Но если бы, на счастье, и было в чужой земле что-нибудь такое, что могло бы воскресить вдали от родины представление о бараньем роге и о прочем в этим же роде, то и тогда едва ли бы доброволец наш мог бы вести себя какнибудь иначе, то есть без постоянного питья вина и рому (некоторые умели пропить по 15 рублей в полторы суток от Пешта до Белграда, пропить буквально, не принимая пищи, как говорится, и "маковой росинки" в течение этих полутора суток), так как иначе нечем ему былр занять себя; проводить время он не умел, так как никогда даже не знал, что это такое если не пьянство в кабаке или у Бореля – все равно. Ведь вот тут же ехали прусские солдаты, ехали также волонтерами в Сербию, также готовы были умирать – а сумели о чем-то проговорить друг с другом полтора дня и две ночи (спать было невозможно за теснотою); а у наших, оказалось, не о чем разговаривать: все разговоры свои они оставили дома. Оставили дома мы ропот на свою горькую участь, на несправедливость батальонного командира, ропот против жены, против тещи; оставили дома всего Островского, всего Решетникова – и нету ничего другого, хоть шаром покати! Человеку так пусто, так дико и так одиноко, что он тащит вам, постороннему человеку, свои ордена, говорит: "ведь я не кто-нибудь...

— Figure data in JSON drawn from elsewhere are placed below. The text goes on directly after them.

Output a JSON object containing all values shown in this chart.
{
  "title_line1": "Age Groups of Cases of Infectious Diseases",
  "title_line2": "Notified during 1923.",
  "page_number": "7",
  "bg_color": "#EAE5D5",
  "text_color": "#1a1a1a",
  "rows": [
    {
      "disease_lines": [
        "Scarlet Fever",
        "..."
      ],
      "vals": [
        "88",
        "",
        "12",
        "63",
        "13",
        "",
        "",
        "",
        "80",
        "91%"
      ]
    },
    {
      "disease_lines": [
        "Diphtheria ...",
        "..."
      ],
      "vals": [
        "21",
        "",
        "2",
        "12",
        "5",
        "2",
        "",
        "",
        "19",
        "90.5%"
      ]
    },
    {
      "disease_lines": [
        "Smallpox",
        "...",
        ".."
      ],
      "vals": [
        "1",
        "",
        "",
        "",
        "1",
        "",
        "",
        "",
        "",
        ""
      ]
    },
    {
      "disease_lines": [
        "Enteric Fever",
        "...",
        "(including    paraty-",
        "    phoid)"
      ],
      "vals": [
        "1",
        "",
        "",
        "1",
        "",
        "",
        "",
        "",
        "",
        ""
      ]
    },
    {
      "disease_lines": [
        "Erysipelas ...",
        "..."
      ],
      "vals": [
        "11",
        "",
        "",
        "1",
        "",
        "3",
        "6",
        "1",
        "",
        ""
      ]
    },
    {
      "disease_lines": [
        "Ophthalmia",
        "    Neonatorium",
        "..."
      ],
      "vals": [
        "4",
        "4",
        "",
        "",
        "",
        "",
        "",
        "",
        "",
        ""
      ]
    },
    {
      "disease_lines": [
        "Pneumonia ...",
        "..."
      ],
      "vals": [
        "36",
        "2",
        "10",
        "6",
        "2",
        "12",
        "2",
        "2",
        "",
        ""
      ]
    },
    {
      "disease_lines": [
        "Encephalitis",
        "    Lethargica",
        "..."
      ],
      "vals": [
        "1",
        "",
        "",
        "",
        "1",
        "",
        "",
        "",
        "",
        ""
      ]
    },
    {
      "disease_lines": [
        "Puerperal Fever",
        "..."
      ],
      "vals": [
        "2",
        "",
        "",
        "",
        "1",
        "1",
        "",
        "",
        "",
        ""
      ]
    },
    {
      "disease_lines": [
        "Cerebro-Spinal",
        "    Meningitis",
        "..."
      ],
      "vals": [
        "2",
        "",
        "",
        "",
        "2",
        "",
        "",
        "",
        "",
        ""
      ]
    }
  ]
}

я кавалер" – чувствуя, что так просто он ничто, и никто его знать не хочет... Ордена вытаскивали после двух-трех слов первого знакомства положительно все, у кого только они были. Всякий объявлял, что это он только так, потому что за границей, в штатском, а в сущности вы, пожалуйста, не пренебрегайте им, он капитан... О Сербии, об общем, кажется, деле почти не было разговоров (только под конец пути зашел разговор о славянском деле, и то потому, что на пароход сел серб, ехавший в Белград окольным путем из Болгарии с важными поручениями, и сам завел оживленную речь в общем смысле). Всякий был изломан и ныл про себя, чувствуя себя чужим среди иностранцев, которые (это обижало бессознательно) – также люди, да не те... Вот хоть мадьяры, простые мужики, целую ночь хором пели, да как пели, артистически; наших забрало за ретивое: "давай, ребята, нашу!"... Чуть не все сразу затянули "Вниз по матушке", и оказалось, что никто не знает песни не только до конца, а даже с пятой строки, то есть по окончании первого куплета, уж никто не знает, как дальше. Не в музыкальных школах спевались мадьярские мужики, спевались они, надо думать, в деревне; и наши тоже родились и жили в деревне, но, очевидно, некогда им было спеваться, заниматься пустяками, досуга не было... И затянули-то они кто в лес, кто по дрова... "Погоди, я им завинчу штучку!" – подзадоренный неудачей "своих" проговорил какой-то, по-видимому, бывший военный писарь и, проворно стащив с плеч одеяло, которым наградило его славянское общество, крякнул и затянул:
В пол-денный жар в овраги на Капказ-зи В груди моей с винцом дымилась кровь.
Но и этот на втором куплете осекся, а уж врал – не приведи бог!
– Ах, забыл, как дальше-то... Погоди!.. – Писарь вновь было начал сначала, но его перебил громадного роста мещанин, необычайно вертлявый, бывший сыщиком, драгуном и монахом и оказавшийся впоследствии плутом...
– Будет тебе нищего-то через каменный мост тащить!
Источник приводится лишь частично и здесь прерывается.